Wali Nanggroe
Aceh, Teungku Malek Mahmud Al-Haytar (Foto: Dok.MODUSACEH.CO)
Wali Nanggroe : Itu Realitas Politik Pasca MoU Helsinki
Jurnal Pasee - Wali
Nanggroe Aceh, Teungku Malek Mahmud Al-Haytar menegaskan. Pernyataan dan
keinginan referendum bagi Aceh yang disampaikan Muzakir Manaf (Mualem),
merupakan reaksi dari realitas politik Aceh pasca MoU Helsinki, 15 Agustus 2005
di Finlandia.
Itu
sebabnya kata Wali Nanggroe, tergantung dari sisi dan sudut mana setiap orang
memandang dan menilainya.

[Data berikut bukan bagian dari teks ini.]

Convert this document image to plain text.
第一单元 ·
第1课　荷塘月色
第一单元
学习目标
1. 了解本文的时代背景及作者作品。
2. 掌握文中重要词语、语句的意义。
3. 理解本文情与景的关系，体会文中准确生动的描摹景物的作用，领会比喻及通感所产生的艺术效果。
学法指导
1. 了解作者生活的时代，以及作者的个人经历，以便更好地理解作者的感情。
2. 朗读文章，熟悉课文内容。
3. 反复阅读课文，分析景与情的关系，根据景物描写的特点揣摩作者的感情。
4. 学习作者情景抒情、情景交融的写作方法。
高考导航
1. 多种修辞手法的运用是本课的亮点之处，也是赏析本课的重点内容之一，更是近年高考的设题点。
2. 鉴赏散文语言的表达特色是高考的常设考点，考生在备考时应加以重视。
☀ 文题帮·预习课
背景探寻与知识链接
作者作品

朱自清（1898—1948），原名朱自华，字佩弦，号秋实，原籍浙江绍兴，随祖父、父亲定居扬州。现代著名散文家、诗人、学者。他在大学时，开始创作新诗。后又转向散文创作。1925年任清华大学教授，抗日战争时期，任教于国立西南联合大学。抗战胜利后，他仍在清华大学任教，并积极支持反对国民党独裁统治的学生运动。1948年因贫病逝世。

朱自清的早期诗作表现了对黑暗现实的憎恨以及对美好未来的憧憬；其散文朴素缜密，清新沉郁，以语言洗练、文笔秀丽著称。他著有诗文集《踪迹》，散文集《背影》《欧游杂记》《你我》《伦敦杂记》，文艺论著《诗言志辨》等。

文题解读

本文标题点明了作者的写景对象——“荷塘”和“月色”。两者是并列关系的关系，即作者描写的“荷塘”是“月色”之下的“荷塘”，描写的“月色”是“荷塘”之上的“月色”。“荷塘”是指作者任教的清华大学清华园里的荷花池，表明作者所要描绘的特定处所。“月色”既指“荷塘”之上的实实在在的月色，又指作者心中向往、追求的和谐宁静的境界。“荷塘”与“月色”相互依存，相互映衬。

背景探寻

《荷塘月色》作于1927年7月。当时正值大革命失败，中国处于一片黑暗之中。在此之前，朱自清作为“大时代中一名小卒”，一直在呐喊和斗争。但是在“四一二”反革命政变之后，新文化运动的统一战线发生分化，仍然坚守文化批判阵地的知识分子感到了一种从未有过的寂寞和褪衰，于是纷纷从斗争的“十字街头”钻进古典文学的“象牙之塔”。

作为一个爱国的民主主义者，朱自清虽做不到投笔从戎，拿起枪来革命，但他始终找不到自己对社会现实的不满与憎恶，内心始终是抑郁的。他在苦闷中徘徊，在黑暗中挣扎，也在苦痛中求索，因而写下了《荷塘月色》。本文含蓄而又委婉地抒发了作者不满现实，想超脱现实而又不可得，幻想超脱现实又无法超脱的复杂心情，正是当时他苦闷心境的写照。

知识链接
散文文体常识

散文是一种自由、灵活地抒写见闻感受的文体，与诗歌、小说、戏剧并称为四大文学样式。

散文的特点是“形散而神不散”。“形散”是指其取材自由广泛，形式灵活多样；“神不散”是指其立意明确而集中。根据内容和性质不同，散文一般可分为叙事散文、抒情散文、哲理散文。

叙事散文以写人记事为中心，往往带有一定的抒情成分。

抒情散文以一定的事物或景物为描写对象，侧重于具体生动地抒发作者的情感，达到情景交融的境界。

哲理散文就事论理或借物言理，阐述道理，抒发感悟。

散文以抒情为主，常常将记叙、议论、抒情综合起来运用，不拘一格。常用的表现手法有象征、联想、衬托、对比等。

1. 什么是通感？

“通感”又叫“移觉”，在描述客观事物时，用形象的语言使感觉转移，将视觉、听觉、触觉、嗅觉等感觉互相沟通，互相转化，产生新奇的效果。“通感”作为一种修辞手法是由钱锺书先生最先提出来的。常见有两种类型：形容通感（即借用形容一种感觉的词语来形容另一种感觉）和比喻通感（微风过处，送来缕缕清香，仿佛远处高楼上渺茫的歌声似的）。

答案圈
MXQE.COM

Karena itu, jika kemudian muncul dinamika dalam
masyarakat Aceh dan Indonesia, ini menjadi biasa dan lumrah.
“Saya
yang menandantangani MoU itu atas nama GAM. Dan hari ini, saya juga menilai
serta merasakan sendiri betapa kekhususan Aceh yang tertuang dalam MoU dan
turunannya UUPA, masih begitu banyak tersandera,” ungkap Wali Nanggroe Aceh.
Pendapat
ini disampaikan Wali Nanggroe Aceh Teungku Malek Mahmud Al-Haytar dalam
wawancara khusus dengan Muhammad Saleh dari MODUSACEH.CO, Selasa (28/5/2019)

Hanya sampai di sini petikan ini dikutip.